Author Michelle Moore shares how her adversity became a global movement when she survived an aggressive form of breast cancer at the same time her son faced near fatal complications from juvenile diabetes. Grateful to be alive, she was compelled to make changes in her life and in the lives of others. Along with her own personal story, Moore shares the stories of 10 women and how their lives serendipitously came together in the most unique ways so she could continue to grow this movement and partner with these women in quite miraculous ways.
About the Author:
By day, author Michelle Moore oversees the COVID-19 testing response as a senior vice president for Laboratory Corporation of America; by night, she is the founder of Mother’s Grace, a nonprofit organization that has raised more than $5 million for families in acute crisis, assisting more than 6,000 mothers in the state of Arizona and throughout the world. Mother’s Grace addresses the critical needs of mothers and their children in the midst of tragic life events by helping them with housing costs, medication, meals, housekeeping, childcare, transportation, and a host of other immediate needs. Through mentorship and seed grants, Mother’s Grace also assists women in starting their own nonprofits, with the goal of producing a new generation of women leaders.

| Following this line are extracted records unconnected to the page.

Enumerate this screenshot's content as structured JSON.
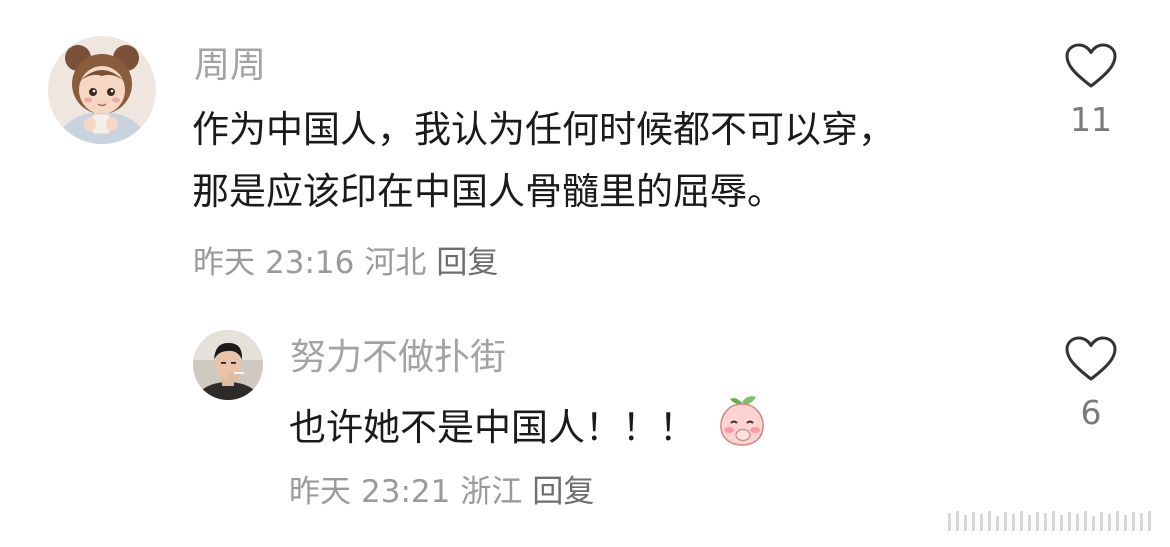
{
  "comments": [
    {
      "username": "周周",
      "content_line1": "作为中国人，我认为任何时候都不可以穿，",
      "content_line2": "那是应该印在中国人骨髓里的屈辱。",
      "date": "昨天",
      "time": "23:16",
      "location": "河北",
      "reply_label": "回复",
      "like_count": "11",
      "avatar_icon": "cartoon-girl-avatar"
    },
    {
      "username": "努力不做扑街",
      "content": "也许她不是中国人！！！",
      "emoji_icon": "shy-peach-emoji",
      "date": "昨天",
      "time": "23:21",
      "location": "浙江",
      "reply_label": "回复",
      "like_count": "6",
      "avatar_icon": "man-photo-avatar"
    }
  ],
  "colors": {
    "username": "#a3a3a3",
    "text": "#1a1a1a",
    "meta": "#9a9a9a",
    "heart_stroke": "#333333"
  }
}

Michelle is the recipient of MASK Unity’s Moms Making a Difference Award, the highly coveted Hon-Kachina Award and the AIDS Healthcare Foundation’s Philanthropy in Action Award. In 2019, Moore was awarded the Phoenix Business Journal’s Outstanding Women in Business award and was granted a State of Arizona Commendation by First Lady Angela Ducey for her extraordinary service to the people of Arizona.